3. About this document

This program, xhtml2to1, is a literate program; that is, its “source” is an essay containing its computer “source code” annotated with English explanations for human readers.

3.1. Why literate programming?

We discuss why xhtml2to1 uses literate programming1.

3.1. Correctness of programs

Firstly, it is a way of producing documentation for programs, something sorely lacking in open source software (in general).

The author was also inclined to employ literate programming, because of his personal tastes: he is a student of mathematics and is used to reading and writing mathematical expositions. He is constantly dismayed at the bugginess of many computer programs. In contrast, almost all widely accepted mathematics have no errors. And mathematicians take errors in published work, if discovered, very seriously, unlike most computer programmers.

Why is it so hard to achieve correctness in computer programs? One reason is that computer programs are, by their nature, too formal. A computer follows precisely a set of instructions written in a formal syntax. We make one small typo or omission in a C program and it core dumps.

We want the computer to do what we mean it to do, not exactly what we say. Obviously we cannot forgo programming languages with formal syntax altogether, so the next best thing is to complement “code”2 written in a computer programming language with exposition in a natural language. Not very much unlike mathematical writings, where even mathematical proofs, which are expected to be formal, are written in English (or another natural language) with formulae interspersed throughout.

The author believes literate programming leads to more correct programs — after all, TeX, the first literate program, is mostly bug-free — and this alone should justify the method.

3.2. Design of programs

Literate programming also helps with the elegant design of programs. A logically correct program that has a baroque design, or is difficult to use, could be as bad as a buggy program. A person who wants to write a good program must have some confidence that the design of the program is good. And what could be more convincing than writing the program as an essay presents arguments for the program’s design (provided the program simultaneously works, of course)?

3.3. Is literate programming too hard?

There is no doubt that literate programming is harder, at least at first, than “normal programming”. The author recognizes that most literate programming systems out there are just too clumsy to use.
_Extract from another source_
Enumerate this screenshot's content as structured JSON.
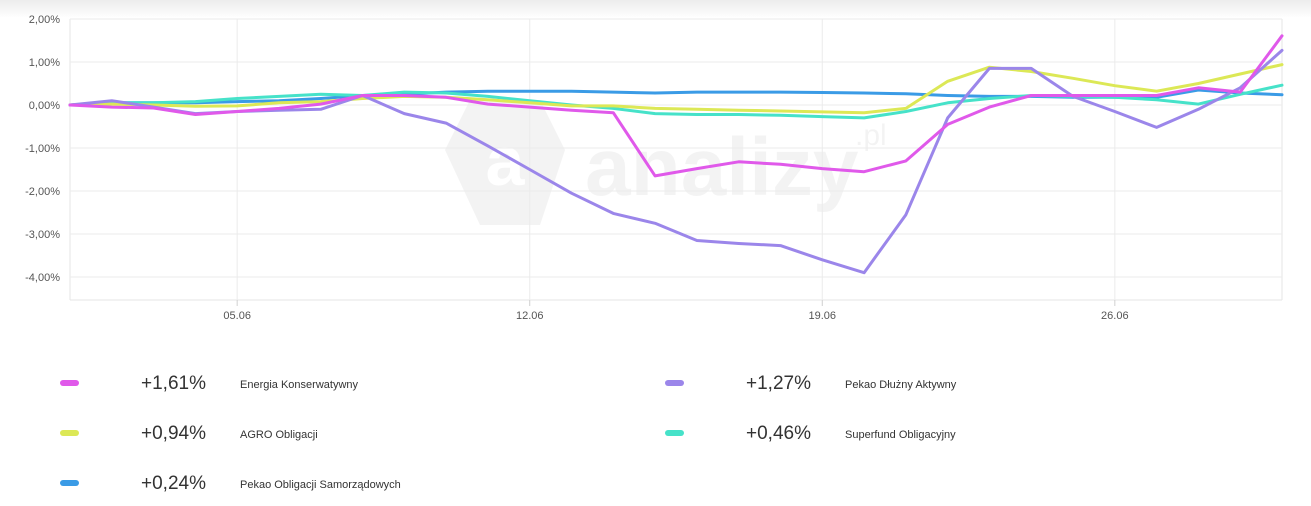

That is why the author has written his own literate programming system to try to fix these problems.

In the case of xhtml2to1, since its primary implementation language is XSLT, an XML-based syntax, fragments the program can simply be embedded inside a XHTML 2.0 document — no extra wrappers are necessary. When developing xhtml2to1, the author tends to think through the design of the program in his head, meanwhile experimenting with the implementation in XSLT (that is: do write-compile-test cycles). When the author gets a part of the program working right and just needs to polish the results, at that time he takes the opportunity to add in the English explanations of what he has done, to put down concretely the vague notions in his mind and make sure he did not miss anything substantial.

So literate programming need not be much harder than developing the code directly!

3.2. xhtml2to1 is formatted with itself

The above arguments are not just some theoretical ruminations. It is precisely the fact that xhtml2to1 is written with literate programming, that we have the opportunity to use the xhtml2to1 stylesheets to format the xhtml2to1 document itself. So we automatically get the testing of both the design and implementation of xhtml2to1 with a non-trivial application.

For the reader interested in the technical workings of this program, almost every portion of the source code is presented nicely in this document with copious English explanations. The author hopes the reader will enjoy reading this document (the literate program) as much as the author has enjoyed writing it.

3.3. How to build the xhtml2to1 distribution

The build system requires scons.

For the moment, the build system of xhtml2to1 also assumes that the libxslt XSLT processor has been installed. If that is the case, just type scons on the command line to build everything. Otherwise, you will have to edit the SConstruct file to suit your XSLT processor.

After building, which should be fairly quick, there will be XSL files produced that can be used for formatting other documents, and HTML files produced for the document you are reading now.


  1. Pioneered by the famous Donald E. Knuth in his TeX typesetting system.
  2. The term “code” (or “coding”) itself is illustrative of the point expounded here. The term evokes images of cryptic, undecipherable gobledegook only used by eccentric computer geeks. If the author had his way in changing the existing language, he would suggest the terms “formula” or “recipe” instead of “code”, to refer to “instructions for a computer written in a formal language”.